藤原恭大(大阪桐蔭) 「新境地を拓いた左方向のバッティング」
第28回WBSC U-18ベースボールワールドカップ。日本代表はメキシコ代表と対戦。10対1で大勝したが、その先制打を打ったのが藤原 恭大である。大阪桐蔭の強打の1番打者として活躍を見せてきた藤原が早速、本領を発揮した。
木製バットを握って生まれた打撃面の意識の変化
藤原恭大(大阪桐蔭)
勢いに乗ったら止まらない藤原恭大が戻ってきた。10対1で大勝した日本だが、メキシコの先発・ガルデアは掛け値なしに良い投手だった。190センチの長身から繰り出す直球は常時140キロ前後で最速146キロ。事前情報がない藤原は、打席に立った瞬間。速いと感じたようだ。

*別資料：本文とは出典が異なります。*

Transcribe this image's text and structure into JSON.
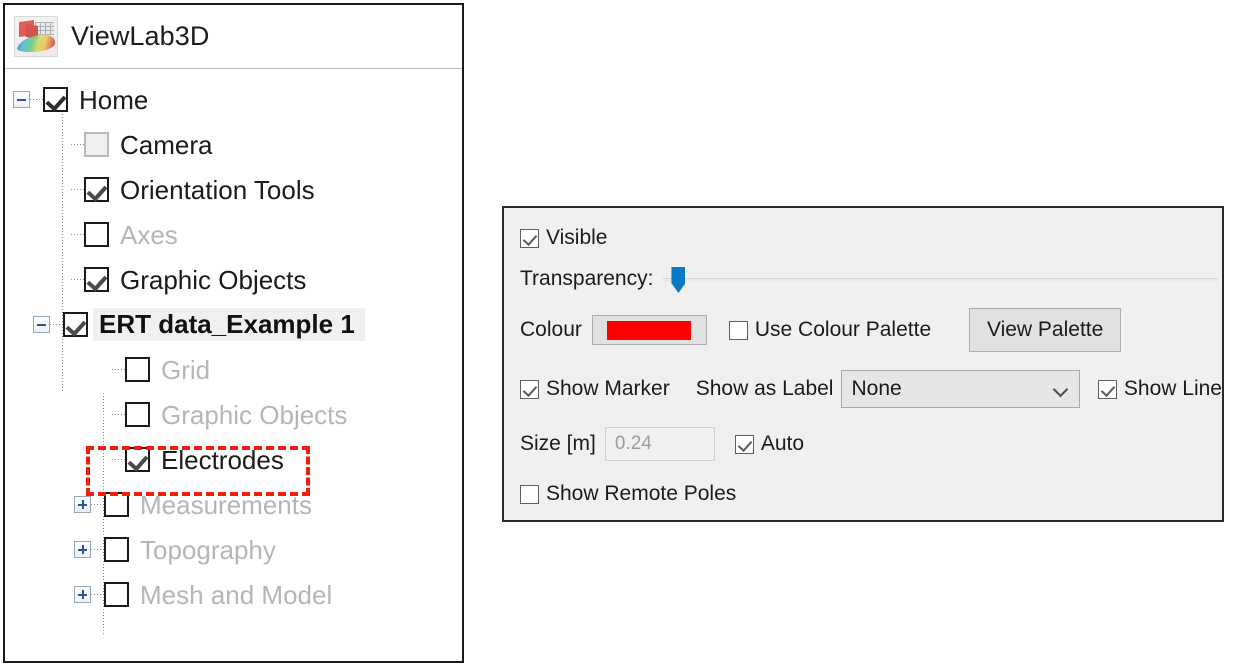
{
  "app": {
    "title": "ViewLab3D",
    "icon": "app-3d-thumbnail-icon"
  },
  "tree": {
    "items": [
      {
        "label": "Home",
        "checked": true,
        "dimmed": false,
        "bold": false,
        "expander": "minus",
        "depth": 0,
        "selected": false
      },
      {
        "label": "Camera",
        "checked": false,
        "dimmed": false,
        "bold": false,
        "expander": "none",
        "depth": 1,
        "selected": false
      },
      {
        "label": "Orientation Tools",
        "checked": true,
        "dimmed": false,
        "bold": false,
        "expander": "none",
        "depth": 1,
        "selected": false
      },
      {
        "label": "Axes",
        "checked": false,
        "dimmed": true,
        "bold": false,
        "expander": "none",
        "depth": 1,
        "selected": false
      },
      {
        "label": "Graphic Objects",
        "checked": true,
        "dimmed": false,
        "bold": false,
        "expander": "none",
        "depth": 1,
        "selected": false
      },
      {
        "label": "ERT data_Example 1",
        "checked": true,
        "dimmed": false,
        "bold": true,
        "expander": "minus",
        "depth": 1,
        "selected": true
      },
      {
        "label": "Grid",
        "checked": false,
        "dimmed": true,
        "bold": false,
        "expander": "none",
        "depth": 2,
        "selected": false
      },
      {
        "label": "Graphic Objects",
        "checked": false,
        "dimmed": true,
        "bold": false,
        "expander": "none",
        "depth": 2,
        "selected": false
      },
      {
        "label": "Electrodes",
        "checked": true,
        "dimmed": false,
        "bold": false,
        "expander": "none",
        "depth": 2,
        "selected": false
      },
      {
        "label": "Measurements",
        "checked": false,
        "dimmed": true,
        "bold": false,
        "expander": "plus",
        "depth": 2,
        "selected": false
      },
      {
        "label": "Topography",
        "checked": false,
        "dimmed": true,
        "bold": false,
        "expander": "plus",
        "depth": 2,
        "selected": false
      },
      {
        "label": "Mesh and Model",
        "checked": false,
        "dimmed": true,
        "bold": false,
        "expander": "plus",
        "depth": 2,
        "selected": false
      }
    ],
    "highlight": {
      "target_label": "Electrodes",
      "color": "#f41c0c",
      "style": "dashed"
    }
  },
  "properties": {
    "visible": {
      "label": "Visible",
      "checked": true
    },
    "transparency": {
      "label": "Transparency:",
      "value": 0
    },
    "colour": {
      "label": "Colour",
      "swatch_color": "#fe0000",
      "use_palette_label": "Use Colour Palette",
      "use_palette_checked": false,
      "view_palette_label": "View Palette"
    },
    "show_marker": {
      "label": "Show Marker",
      "checked": true
    },
    "show_as_label": {
      "label": "Show as Label",
      "value": "None"
    },
    "show_line": {
      "label": "Show Line",
      "checked": true
    },
    "size": {
      "label": "Size [m]",
      "value": "0.24",
      "auto_label": "Auto",
      "auto_checked": true
    },
    "show_remote_poles": {
      "label": "Show Remote Poles",
      "checked": false
    }
  }
}
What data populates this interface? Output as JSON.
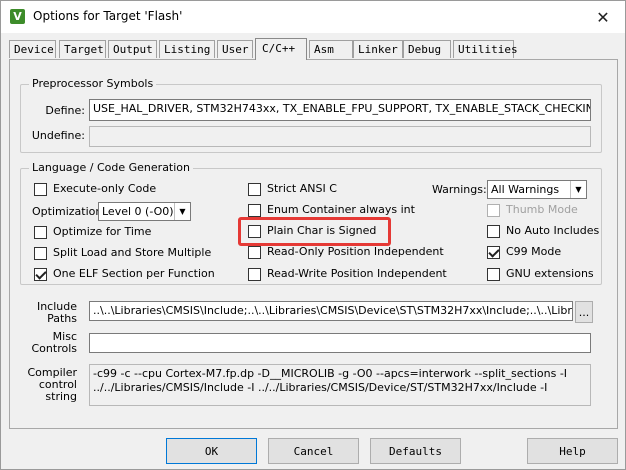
{
  "window": {
    "title": "Options for Target 'Flash'",
    "app_icon": "V",
    "close_glyph": "✕"
  },
  "tabs": [
    "Device",
    "Target",
    "Output",
    "Listing",
    "User",
    "C/C++",
    "Asm",
    "Linker",
    "Debug",
    "Utilities"
  ],
  "preprocessor": {
    "group_label": "Preprocessor Symbols",
    "define_label": "Define:",
    "define_value": "USE_HAL_DRIVER, STM32H743xx, TX_ENABLE_FPU_SUPPORT, TX_ENABLE_STACK_CHECKING",
    "undefine_label": "Undefine:",
    "undefine_value": ""
  },
  "language": {
    "group_label": "Language / Code Generation",
    "execute_only": {
      "label": "Execute-only Code",
      "checked": false
    },
    "optimization_label": "Optimization:",
    "optimization_value": "Level 0 (-O0)",
    "optimize_time": {
      "label": "Optimize for Time",
      "checked": false
    },
    "split_load": {
      "label": "Split Load and Store Multiple",
      "checked": false
    },
    "one_elf": {
      "label": "One ELF Section per Function",
      "checked": true
    },
    "strict_ansi": {
      "label": "Strict ANSI C",
      "checked": false
    },
    "enum_container": {
      "label": "Enum Container always int",
      "checked": false
    },
    "plain_char": {
      "label": "Plain Char is Signed",
      "checked": false
    },
    "ro_pi": {
      "label": "Read-Only Position Independent",
      "checked": false
    },
    "rw_pi": {
      "label": "Read-Write Position Independent",
      "checked": false
    },
    "warnings_label": "Warnings:",
    "warnings_value": "All Warnings",
    "thumb_mode": {
      "label": "Thumb Mode",
      "checked": false
    },
    "no_auto_includes": {
      "label": "No Auto Includes",
      "checked": false
    },
    "c99_mode": {
      "label": "C99 Mode",
      "checked": true
    },
    "gnu_ext": {
      "label": "GNU extensions",
      "checked": false
    }
  },
  "include": {
    "label_line1": "Include",
    "label_line2": "Paths",
    "value": "..\\..\\Libraries\\CMSIS\\Include;..\\..\\Libraries\\CMSIS\\Device\\ST\\STM32H7xx\\Include;..\\..\\Libraries\\S",
    "browse_label": "..."
  },
  "misc": {
    "label_line1": "Misc",
    "label_line2": "Controls",
    "value": ""
  },
  "compiler": {
    "label_line1": "Compiler",
    "label_line2": "control",
    "label_line3": "string",
    "line1": "-c99 -c --cpu Cortex-M7.fp.dp -D__MICROLIB -g -O0 --apcs=interwork --split_sections -I",
    "line2": "../../Libraries/CMSIS/Include -I ../../Libraries/CMSIS/Device/ST/STM32H7xx/Include -I"
  },
  "buttons": {
    "ok": "OK",
    "cancel": "Cancel",
    "defaults": "Defaults",
    "help": "Help"
  },
  "colors": {
    "highlight": "#e53935",
    "icon_bg": "#3d8c2a"
  }
}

やるべきことはトップの形成で立ち遅れないことと、そしてくらいつくことだ。藤原は甲子園の時と比べると、少しステップを小さくして、速球に対応することを意識。1打席目は自慢の俊足を生かして、遊撃内野安打で出塁した藤原。そして第2打席。一死満塁で打席に回ってきた。
「三振をしないこと。とにかくくらいついていくことを意識した」と振り返るこの打席はガルデアがこの日最速となる146キロのストレートだった。しっかりと叩いた打球はレフトの頭を超える走者一掃の適時二塁打となった。
左方向の打撃は藤原にとって1つの進化である。藤原といえば、インコースに強く、思い切り引っ張って本塁打あるいは長打にする選手であるが、今回は外角。それも146キロで微妙に動くストレートである。ここに藤原の打撃に新たな可能性を感じた。藤原自身、手ごたえを感じており、打撃スタイルの変化がこの二塁打を生んだ。
「金属バットだとホームランを意識してしまうのですが、木製ではそれができないので、とにかくヒットを打つことを心掛けて打っています」
藤原の打撃は先輩からの影響も大きく、主将である清宮幸太郎から柔軟性を学んでいるようだ。
「清宮さんの柔らかさ。あのバッティングは見習いたいですね。力が上手く抜けていますし、ああいうバッティングができればと思うのですが、なかなか難しいです」
安田 尚憲(履正社)からは自分のバッティングスタイルと似通っていることが大きく、参考になる点が多いようだ。
「安田さんのバッティングを見ると、パンチの強さが凄いと実感します。安田さんのバッティングが自分と似ているのは強くボールを叩くところで、いわゆるパンチショット。それを参考にしています」
こうして藤原は実力ある先輩から学び取りながら進化を見せている。今回の左方向へのバッティングは新境地を拓いたバッティングだったのではないだろうか。
「自然と逆方向に強い打球が行くのは調子が良い証拠です」と本人が語るように、藤原はさらにインパクトある活躍を見せてくれるはずだ。